Comment by eru
16 hours ago
> 1. It requires you to essentially re-implement the business logic of the SUT (subject-under-test) so that you can assert
No. That's one valid approach, especially if you have a simpler alternative implementation. But testing against an oracle is far from the only property you can check.
For your example: suppose you have implemented an add function for your fancy new data type (perhaps it's a crazy vector/tensor thing, whatever).
Here are some properties that you might want to check:
a + b == b + a
a + (b + c) = (a + b) + c
a + (-a) == 0
For all a and b and c, and assuming that these properties are actually supposed to hold in your domain, and that you have an additive inverse (-). Eg many of them don't hold for floating point numbers in general, so it's good to note that down explicitly.

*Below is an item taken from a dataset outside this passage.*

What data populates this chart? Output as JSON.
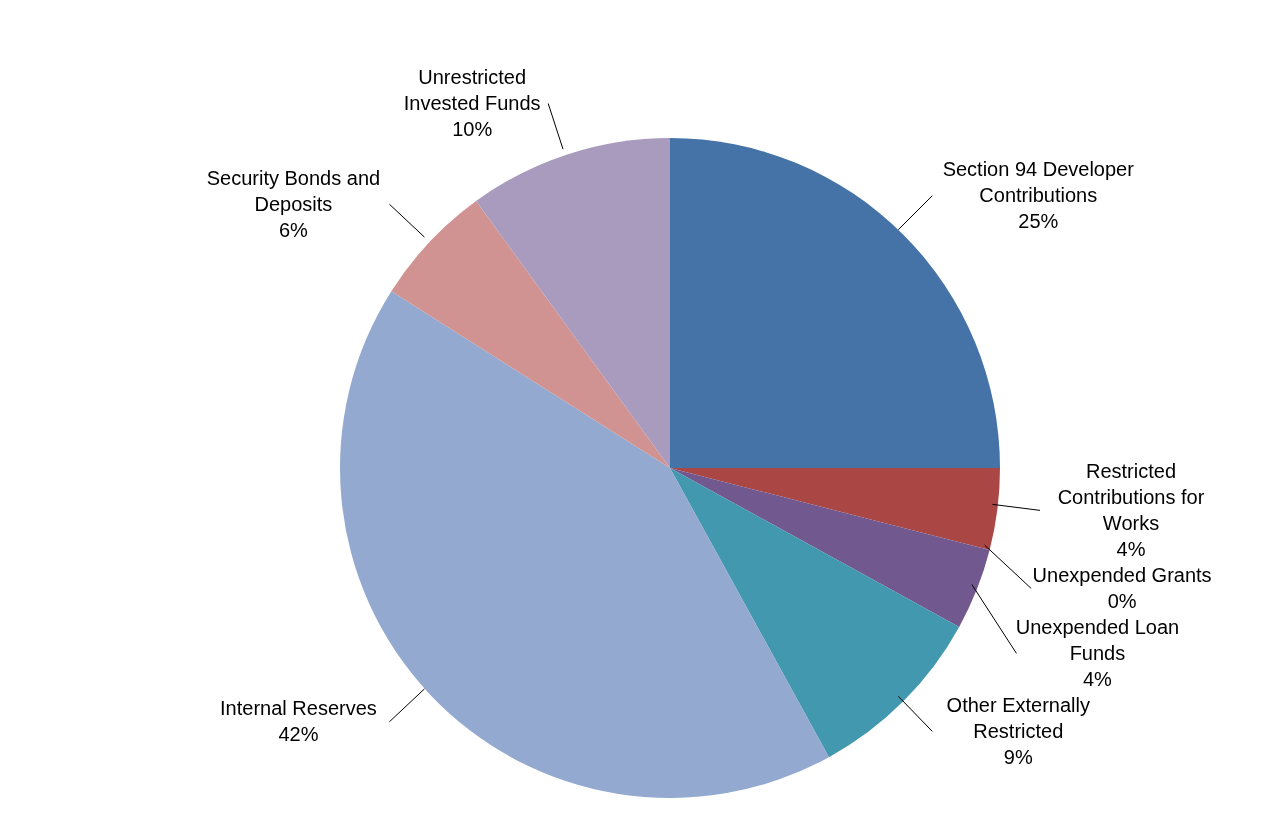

Depending on your domain (eg https://en.wikipedia.org/wiki/Tropical_semiring), you might also have idempotence in your operation, so a + b + b = a + b is also a good one to check, where it applies.
You can also have an alternative implementation that only works for some classes of cases. Or sometimes it's easier to prepare a challenge than to find it, eg you can randomly move around in a graph quite easily, and you can check that your A* algorithm you are working on finds a route that's at most as long as the number of random steps you took.
> 2. Despite some anecdata in the comments here, the chances are slim that this approach will find edge cases that you couldn't think of. You basically just give up and leave edge case finding to chance. Testing for 0 or -1 or 1-more-than-list-length are obvious cases which both you the human test writer and some test framework can easily generate, and they are often actual edge cases. But what really constitutes an edge case depends on your implementation. [...]
You'd be surprised how often the generic heuristics for edge cases actually work and how often manual test writers forget that zero is also a number, and how often the lottery does a lot of the rest.
Having said this: Python's Hypothesis is a lot better at its heuristics for these edge cases than eg Haskell's QuickCheck.
> a + b == b + a
> a + (b + c) = (a + b) + c
> a + (-a) == 0
Great! Now I have a stupid bug that always returns 0, so these all pass, and since I didn't think about this case (otherwise I'd not have written that stupid bug in the first place), I didn't add a property about a + b only being 0 if a == -b and boom, test is happy, and there is nothing that the framework can do about it.
Coming up with those properties is hard for real life code and my main gripe with formal methods based approaches too, like model checking or deductice proofs. They move the bugs from the (complicated) code to the list of properties, which ends up just as complicated and error prone, and is entirely un...tested.
Contrast that with an explicit dead-simple test. Test code doesn't have tests. It needs to be orders of magnitudes simpler than the system it's testing. Its correctness must be obvious. Yes, it is really hard to write a good test. So hard that it should steer how you architect your system under test and how you write code. How can I test this to have confidence that it's correct? That must be a guiding principle from the first line of code. Just doing this as an afterthought by playing lottery and trying to come up with smart properties after the fact is not going to get you the best outcome.
For the example it would be easily caught with PBT by testing the left and right identities for addition.
In general though, the advice is don't excessively dogmatic. If you can't devise a property to test, use traditional testing with examples. It's not that hard. Same way to deal with the problem of end-to-end tests or unit tests not being useful for certain things, use the appropriate test style and approach to your problem.